THE leader of a residents’ union wants clear facts from Wealden’s district authority about 700 homes proposed for North Hailsham – as a petition opposing such moves gains 800 signatures.
Land between North Hailsham and Hellingly, in the triangular site of New Road, Park Road and the A271, has been shortlisted as a site for the homes by Wealden District Council in its core strategy.
North Hailsham and Hellingly Residents Union, opposing the idea, has arranged a meeting to discuss the scheme at 8pm in Emmanuel Church Hall on Hawkswood Road, on September 19. Four councillors have committed to attend - county cllrs Nick Bennett and Roger Thomas, and district and town cllrs Nigel Coltman and Barry Marlowe. There will be question-and-answers on issues such as traffic congestion and drainage.

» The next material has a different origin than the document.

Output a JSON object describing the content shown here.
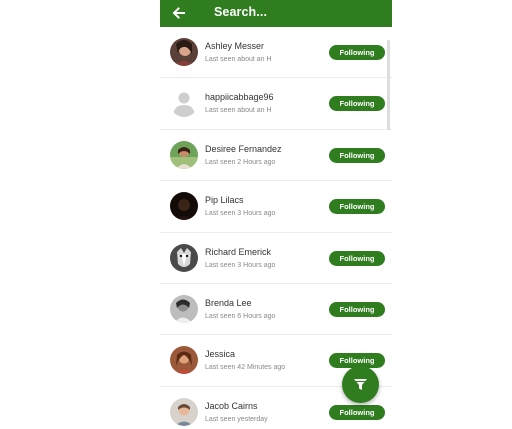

Grant de Jongh, residents’ union chairman who describes himself as, ‘really just a home owner who has suddenly found himself leading a residents’ union’, hoped clearer information could be gained from the planning authority about the future of North Hailsham. He feared that any number of homes might be built there and residents needed to know more.
Mr de Jongh told the Sussex Express: “We don’t want to see that land touched. There is still a fear of that and we want to make sure they hear us loud and clear not to touch that land. I am learning all sorts of views from other people on the matter and hopefully all our views will be represented. My own point of view is that it is my backyard. I want to save it for my kids.”
A petition with 800 signatures calling for the land to be removed from the list of potential building sites will be submitted to Wealden on November 28. Planning consent has been refused twice before with a 525 homes plan rejected in 2005.
James Aldred, policy officier for Wealden, stressed no planning application had been received for North Hailsham. A developer [Terence O’Rourke] held a consultation exhibition which had nothing to do with the council, he said.
Mr Aldred said: “The 2005 app was rejected because the land was not at that time identified for development in Wealden’s planning policies, because the application did not sufficiently allow for improvements to infrastructure to take account of the increased traffic levels, and due to the environmental impact it would have had on the Pevensey Levels. While this land has now been identified for possible development, any future application will still need to demonstrate that it will mitigate these impacts to the council’s satisfaction.”
North Hailsham has been identified as a ‘broad location for the development of 700 dwellings’, Mr Aldred said, including employment, retail and education, and he added: “Environmental and traffic studies have added to the body of evidence on these issues and given us a clearer picture as to what mitigation measures would be required to make an application acceptable.”
Mr Aldred also said the precise development area in that part of town and the requirements to make building acceptable at that site have not yet been identified.